Sure they can. Take all the technology toys from them and just give them a NES. Kids today are so spoiled. Let them learn the hard way, like us 40 somethings.
Did you do that to your own kids? How’d it work out?
The missus and I decided that we wanted our offspring to be more independent and not be relying on us financially. Both of us were used to living very comfortably in our childhood, and it created a negated experience of an interesting life, than those of limited means. Instead of expensive electronics and video games, expeditions on learning to fish and hunt, carpentry and needle work, plumbing and electrical, sailing and scuba. I wanted Tim to be resourceful, to create and fulfill his own needs, than just easily acquiring it. We home schooled, taught electronics, computing and mathematics. Religion and the value to be charitable. Timothy would have been a natural leader and an incredible person to have as a friend. I think it is the skills we learned from our parents and grand parents that are not being taught today, and being supplemented early on with electronic toys and games. Formal schooling and discipline in writing skills, than keyboarding and Wikipedia. You cannot simulate the same experience as we had all those years ago (smart phones vs. pay phones, cinema/library vs. the Internet) but you can try from the beginning and break the circle kids are leaning (or not) today. You can try.

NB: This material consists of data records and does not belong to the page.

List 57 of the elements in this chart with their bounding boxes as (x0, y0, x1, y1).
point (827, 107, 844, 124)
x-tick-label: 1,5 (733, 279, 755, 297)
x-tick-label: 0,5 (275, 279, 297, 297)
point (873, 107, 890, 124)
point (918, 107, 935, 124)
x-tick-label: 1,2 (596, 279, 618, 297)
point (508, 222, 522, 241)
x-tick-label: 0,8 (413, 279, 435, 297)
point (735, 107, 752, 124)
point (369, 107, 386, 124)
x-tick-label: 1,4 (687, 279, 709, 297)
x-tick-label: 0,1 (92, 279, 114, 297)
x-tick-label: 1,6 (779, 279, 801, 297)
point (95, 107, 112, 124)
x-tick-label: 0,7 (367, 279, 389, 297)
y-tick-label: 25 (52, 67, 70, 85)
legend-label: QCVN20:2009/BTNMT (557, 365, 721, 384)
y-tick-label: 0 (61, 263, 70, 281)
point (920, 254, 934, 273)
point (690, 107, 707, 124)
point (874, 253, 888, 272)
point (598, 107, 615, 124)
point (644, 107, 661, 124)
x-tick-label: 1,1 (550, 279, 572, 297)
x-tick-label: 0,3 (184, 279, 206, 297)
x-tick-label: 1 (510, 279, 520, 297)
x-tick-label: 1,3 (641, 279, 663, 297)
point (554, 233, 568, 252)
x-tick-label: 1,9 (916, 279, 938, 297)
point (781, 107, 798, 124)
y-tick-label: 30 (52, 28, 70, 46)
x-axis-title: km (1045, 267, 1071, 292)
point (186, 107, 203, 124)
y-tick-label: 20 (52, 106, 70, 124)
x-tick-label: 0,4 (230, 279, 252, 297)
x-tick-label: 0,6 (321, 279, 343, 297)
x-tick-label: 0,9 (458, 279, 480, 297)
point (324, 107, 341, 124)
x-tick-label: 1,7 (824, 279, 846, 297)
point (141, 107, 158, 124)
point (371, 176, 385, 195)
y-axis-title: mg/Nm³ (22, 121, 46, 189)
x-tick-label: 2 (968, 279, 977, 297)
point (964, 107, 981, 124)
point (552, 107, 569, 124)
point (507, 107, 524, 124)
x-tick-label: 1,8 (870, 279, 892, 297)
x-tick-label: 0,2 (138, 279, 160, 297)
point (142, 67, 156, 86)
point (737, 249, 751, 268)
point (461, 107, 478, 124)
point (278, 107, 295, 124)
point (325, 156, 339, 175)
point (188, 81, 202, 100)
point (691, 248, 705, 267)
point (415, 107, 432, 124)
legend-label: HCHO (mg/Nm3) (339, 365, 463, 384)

Yeah that’s not happening for us.
I grew up in poverty for the most of my childhood, living with very limited means, having to scrape and claw for anything I wanted. While I did learn a solid work ethic, I would never want to put my kid through that experience. When rich people say that’s an “interesting lifestyle“, they really don’t understand the struggle, it’s more of a novelty to them.
While I do want our daughter to learn to work hard, value the dollar, stay on her guard, read people (basically the street smarts all poor kids need to learn growing up) I’m not going to force her to live like some pseudo technology rendition of The Amish, forcing her to experience only things from the past.
No, my plan is to get her to appreciate classic games, music and films, and know how media has got to where it has today. I’ll insert and suggest some of the bangers from our time, as well as support the higher quality offerings of today. But I definitely won’t limit her exposure to the present.
These A1Up cabs are not a high quality offering I’d get her to experience. Well, maybe a little exposure to trash products like this might be good, just so she knows the range of bad to good.